The vendor I am most fond of is King and Country, a British company located in Hong Kong. It’s just a wild guess but I bet they are there because of the labor costs.
Whatever the reason they chose Hong Kong the fact is their quality in excellent, especially for the cost. Collecting hand painted military miniatures can be an expensive hobby which is why I don’t have all that many. King and Country provides excellent quality at a competitive price.
Like most military miniature manufactures K & C puts out their figures in ranges or lines such as American Civil War or Revolution or Napoleonic Wars and so on. K & C will start a line and release “x” numbers of figures in that range. After a time they will begin to retire the line. I suppose this is done to enhance the collectibility of the figures and make the figures rare thus driving up after market prices.

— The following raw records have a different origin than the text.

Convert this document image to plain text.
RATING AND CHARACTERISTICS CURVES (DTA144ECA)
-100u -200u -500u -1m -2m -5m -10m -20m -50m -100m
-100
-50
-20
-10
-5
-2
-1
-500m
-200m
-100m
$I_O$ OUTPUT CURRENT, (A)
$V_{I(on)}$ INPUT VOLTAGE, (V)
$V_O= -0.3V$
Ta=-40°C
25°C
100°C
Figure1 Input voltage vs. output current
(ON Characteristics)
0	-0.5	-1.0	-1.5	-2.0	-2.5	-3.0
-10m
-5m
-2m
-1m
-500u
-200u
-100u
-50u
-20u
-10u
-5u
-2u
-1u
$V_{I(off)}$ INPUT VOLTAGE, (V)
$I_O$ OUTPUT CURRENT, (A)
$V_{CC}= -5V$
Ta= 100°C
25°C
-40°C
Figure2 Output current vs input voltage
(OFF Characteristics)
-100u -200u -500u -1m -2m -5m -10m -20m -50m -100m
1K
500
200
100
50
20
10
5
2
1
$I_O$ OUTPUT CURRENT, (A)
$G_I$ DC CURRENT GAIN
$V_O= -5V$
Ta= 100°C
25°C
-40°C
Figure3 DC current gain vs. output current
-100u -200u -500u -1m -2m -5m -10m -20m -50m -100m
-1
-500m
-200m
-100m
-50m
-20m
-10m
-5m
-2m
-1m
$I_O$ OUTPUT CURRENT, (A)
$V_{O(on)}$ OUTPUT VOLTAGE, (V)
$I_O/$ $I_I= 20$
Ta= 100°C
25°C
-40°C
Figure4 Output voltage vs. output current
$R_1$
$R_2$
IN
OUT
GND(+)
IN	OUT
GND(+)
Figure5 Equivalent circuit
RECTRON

As a result I have fragments from a number of ranges since it’s difficult to collect them all, although I have heard of wealthy individuals plopping down enough cash to take the entire line home.

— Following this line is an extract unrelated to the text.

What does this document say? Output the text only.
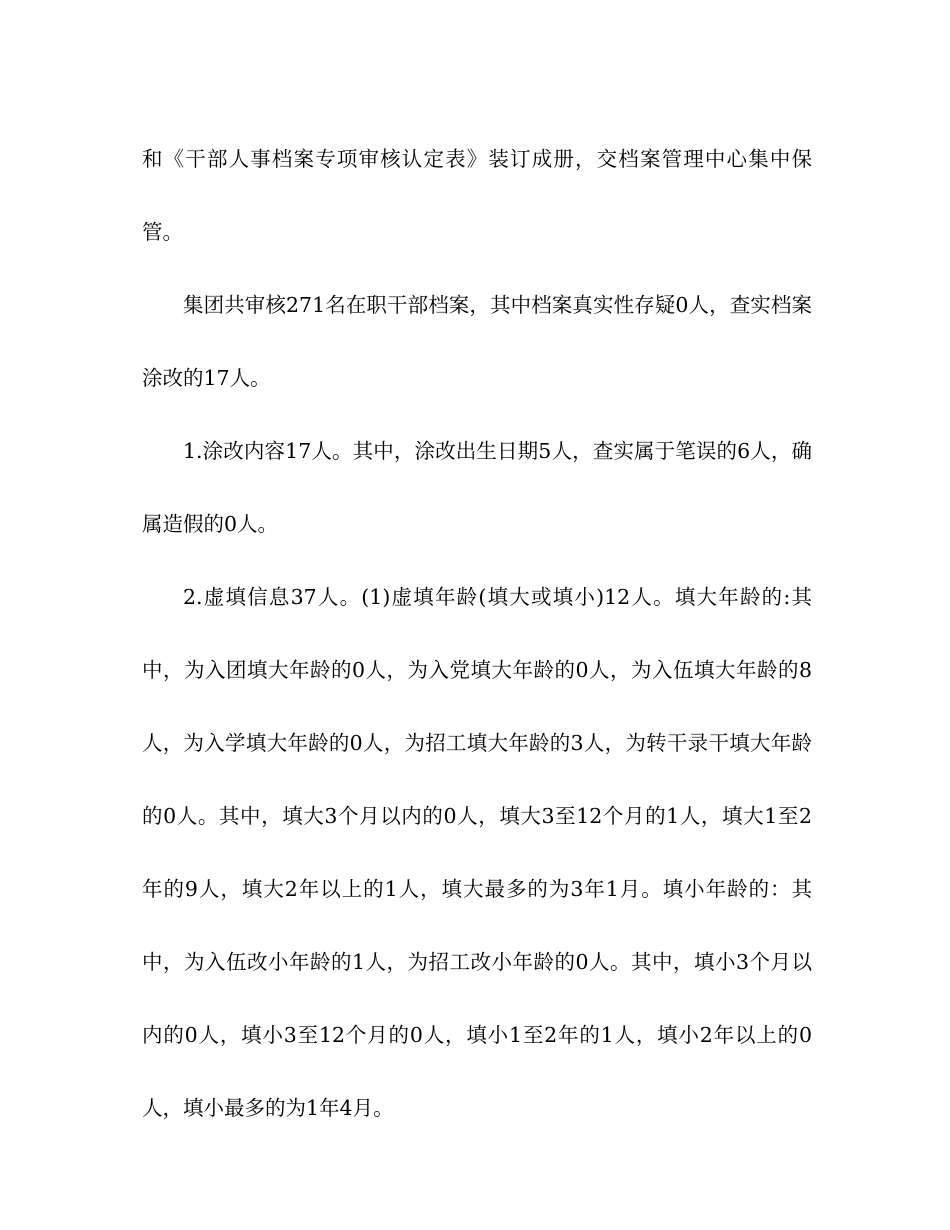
和《干部人事档案专项审核认定表》装订成册，交档案管理中心集中保管。

集团共审核271名在职干部档案，其中档案真实性存疑0人，查实档案涂改的17人。

1.涂改内容17人。其中，涂改出生日期5人，查实属于笔误的6人，确属造假的0人。

2.虚填信息37人。(1)虚填年龄(填大或填小)12人。填大年龄的:其中，为入团填大年龄的0人，为入党填大年龄的0人，为入伍填大年龄的8人，为入学填大年龄的0人，为招工填大年龄的3人，为转干录干填大年龄的0人。其中，填大3个月以内的0人，填大3至12个月的1人，填大1至2年的9人，填大2年以上的1人，填大最多的为3年1月。填小年龄的：其中，为入伍改小年龄的1人，为招工改小年龄的0人。其中，填小3个月以内的0人，填小3至12个月的0人，填小1至2年的1人，填小2年以上的0人，填小最多的为1年4月。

Here’s a sample from my WW2 collection. The pics are from K & C’s website and represent figures I have that are not yet retired. They are from the Battle of the Bulge range.

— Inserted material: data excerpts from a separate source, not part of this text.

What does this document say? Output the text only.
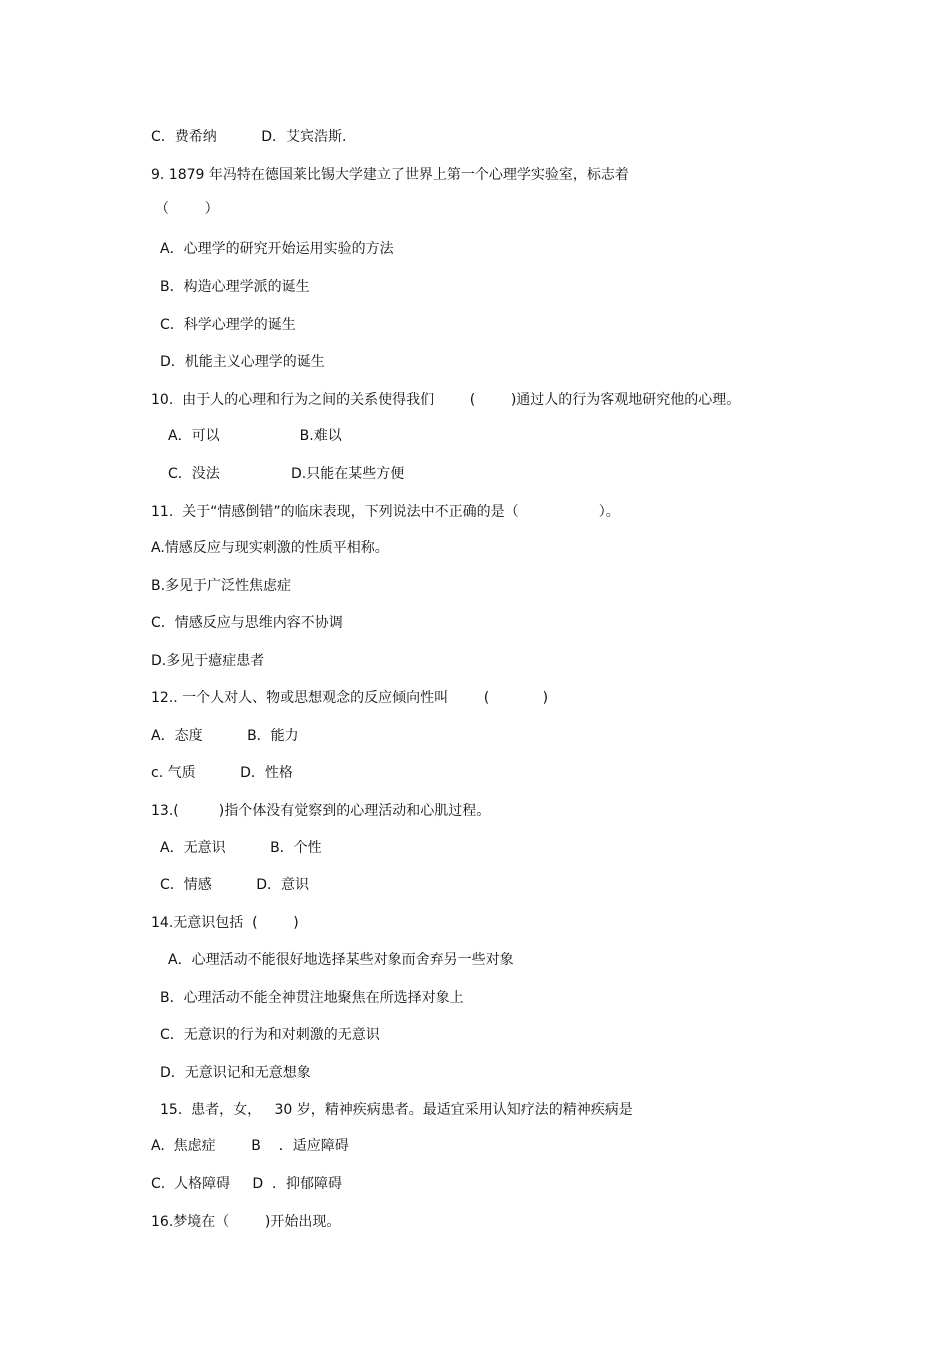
C．费希纳          D．艾宾浩斯.
9. 1879 年冯特在德国莱比锡大学建立了世界上第一个心理学实验室，标志着
（        ）
A．心理学的研究开始运用实验的方法
B．构造心理学派的诞生
C．科学心理学的诞生
D．机能主义心理学的诞生
10.  由于人的心理和行为之间的关系使得我们        (        )通过人的行为客观地研究他的心理。
A．可以                  B.难以
C．没法                D.只能在某些方便
11.  关于“情感倒错”的临床表现，下列说法中不正确的是（                  ）。
A.情感反应与现实刺激的性质平相称。
B.多见于广泛性焦虑症
C．情感反应与思维内容不协调
D.多见于癔症患者
12.. 一个人对人、物或思想观念的反应倾向性叫        (            )
A．态度          B．能力
c. 气质          D．性格
13.(         )指个体没有觉察到的心理活动和心肌过程。
A．无意识          B．个性
C．情感          D．意识
14.无意识包括  (        )
A．心理活动不能很好地选择某些对象而舍弃另一些对象
B．心理活动不能全神贯注地聚焦在所选择对象上
C．无意识的行为和对刺激的无意识
D．无意识记和无意想象
15.  患者，女，   30 岁，精神疾病患者。最适宜采用认知疗法的精神疾病是
A.  焦虑症        B    ．适应障碍
C.  人格障碍     D  ．抑郁障碍
16.梦境在（        )开始出现。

This fellow is taking a break with a cup of coffee. One of the things I like about K & C is that they always have a number of non-combat poses. This one captures an American doing what soldiers have always done, taking a break with coffee, or tea if they are Brits. He’s armed with M1 Garand Rifle. K & C is meticulous about the weapons, another detail I enjoy.
This fellow is kind of special. I originally purchased him because I was looking for a MP. My dad served in the occupation army in Germany as an MP (1945-46). For some reason his unit served in the British zone of occupation. During the Battle of the Bulge American MP’s manned roadblocks since the Germans were dressing up like Americans including American MP’s. The real MP’s were there to sort out the fakes.
This fellow looks like he means business and is armed with the famous Thompson sub-machine gun.
This vignette was a gift from my son and daughter-in-law. It shows two soldiers standing around the sign “Bastogne.” Bastogne turned out to be the center of gravity during the Battle of the Bulge. The Germans could not take the town and that had an effect on their offensive and helped slow it down. One of the soldiers appears to be a replacement who has just arrived. He has his duffel bag and is armed with the M1 Rifle. His associate has the look of a tough veteran. He cradles the B. A. R. (Browning Automatic Rifle). The B.A.R. had a rather long shelf life. It was first introduced in WW1 (1917-18) and served in American Armies through the Korean War (1950-53). I think that during the Battle of the Bulge period each American rifle squad had two B.A.R.’s. My dad told me that during training the B.A. R. was his favorite weapon although he said the Thompson was the MP’s weapon of choice.
I have a few more Americans from the Battle of the Bulge range but the K & C website did not have pics because they’ve been retired. I’m not sure my little digital camera would do them justice but I might give it a whirl. I’ll post some of my German figures from the period in another post.